8日、ヤンゴンで投票する国民民主連盟(NLD)のアウン・サン・スー・チー党首=ロイター
選管発表によれば、政権与党の連邦団結発展党(USDP)は10議席にとどまる惨敗。テイ・ウー党首代行や前党首のシュエ・マン下院議長、アウン・ミン大統領府相など大物議員の落選が確実になっている。その他の少数民族政党の獲得も数議席にとどまり、NLDが地滑り的勝利を収めている。最終的な選挙結果の公表は来週以降になる見通しだ。
一方、スムーズな政権交代が進むかにはなお不安がある。
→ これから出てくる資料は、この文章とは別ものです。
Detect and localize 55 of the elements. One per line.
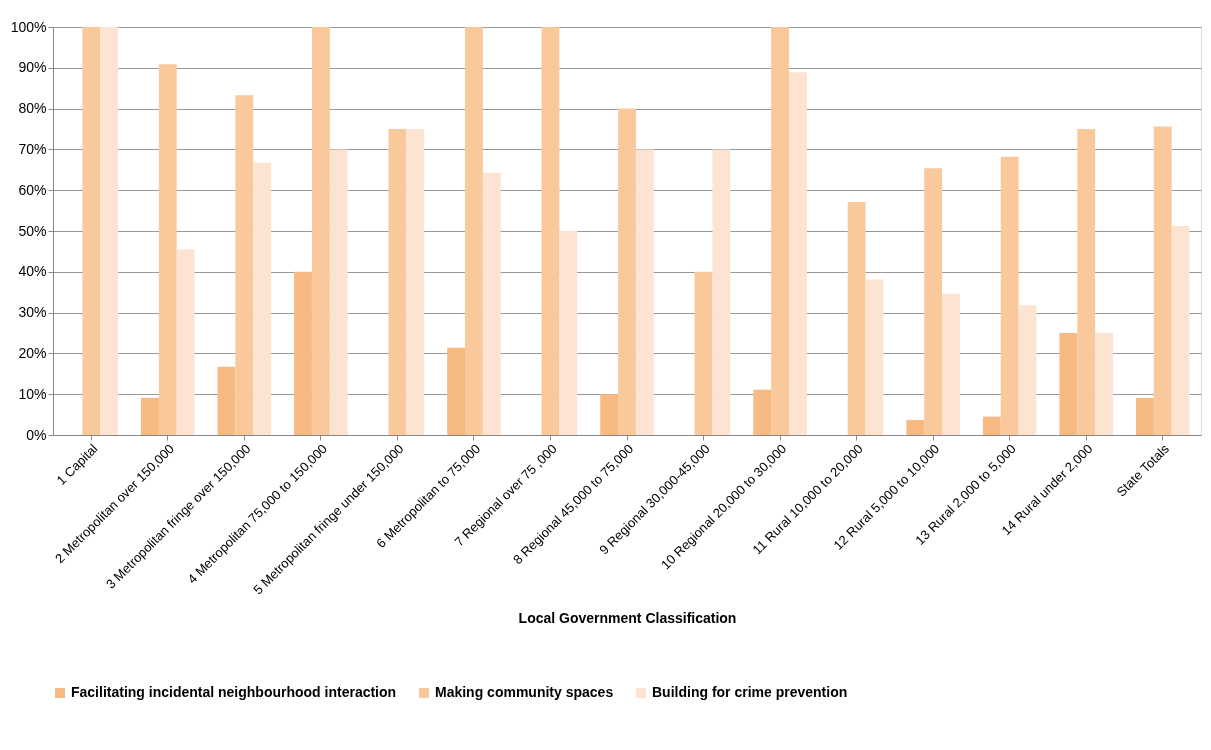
bar	[906, 419, 925, 435]
bar	[924, 168, 943, 435]
legend-label: Building for crime prevention	[652, 684, 848, 700]
y-tick-label: 50%	[18, 222, 47, 239]
bar	[465, 27, 483, 435]
bar	[1077, 129, 1096, 435]
y-tick-label: 90%	[18, 59, 47, 76]
bar	[694, 271, 713, 435]
bar	[771, 27, 789, 435]
y-tick-label: 10%	[18, 385, 47, 402]
y-tick-label: 80%	[18, 100, 47, 117]
bar	[982, 416, 1001, 435]
bar	[294, 271, 312, 435]
bar	[942, 293, 960, 435]
bar	[253, 162, 272, 435]
bar	[618, 108, 636, 435]
bar	[789, 72, 807, 435]
bar	[865, 279, 884, 435]
bar	[600, 394, 619, 435]
bar	[1095, 333, 1113, 435]
bar	[311, 27, 330, 435]
bar	[541, 27, 560, 435]
bar	[141, 397, 159, 435]
bar	[1153, 126, 1172, 435]
bar	[82, 27, 101, 435]
legend-label: Making community spaces	[435, 684, 614, 700]
legend-label: Facilitating incidental neighbourhood interaction	[71, 684, 397, 700]
bar	[712, 149, 731, 435]
x-axis-title: Local Government Classification	[518, 610, 737, 627]
bar	[388, 129, 407, 435]
bar	[1059, 333, 1078, 435]
bar	[753, 389, 772, 435]
y-tick-label: 100%	[10, 18, 47, 35]
bar	[635, 149, 654, 435]
y-tick-label: 30%	[18, 304, 47, 321]
bar	[217, 366, 236, 435]
bar	[447, 347, 465, 435]
bar	[847, 202, 866, 435]
y-tick-label: 0%	[26, 426, 47, 443]
y-tick-label: 40%	[18, 263, 47, 280]
y-tick-label: 70%	[18, 140, 47, 157]
bar	[100, 27, 119, 435]
bar	[559, 231, 578, 435]
bar	[176, 249, 195, 435]
y-tick-label: 60%	[18, 181, 47, 198]
y-tick-label: 20%	[18, 344, 47, 361]
bar	[1171, 226, 1190, 435]
bar	[1000, 156, 1019, 435]
bar	[158, 64, 177, 435]
bar	[1135, 397, 1154, 435]
bar	[235, 95, 254, 435]
bar	[482, 172, 501, 435]
bar	[406, 129, 425, 435]
bar	[1018, 305, 1037, 435]
bar	[329, 149, 348, 435]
テイン・セイン大統領やUSDPの母体である国軍トップのミン・アウン・フライン総司令官は8日の投票日、無条件に選挙結果を受け入れる意向を示したが、NLDは軍人議員枠の縮小を含む憲法改正を公約に掲げており、憲法秩序の維持を目指す国軍との間の溝は大きい。
ミャンマーの現行憲法は外国籍の親族のいる人物に大統領資格を認めないため、2人の息子が英国籍のスー・チー氏は大統領になれないが、スー・チー氏は10日の英BBC放送やシンガポールのテレビ局、チャンネル・ニュース・アジアなどとのインタビューで、「自分がすべてを決める」と発言。「法の支配」の重要性を主張してきたスー・チー氏だけに同発言は今後国内外で批判を招く可能性がある。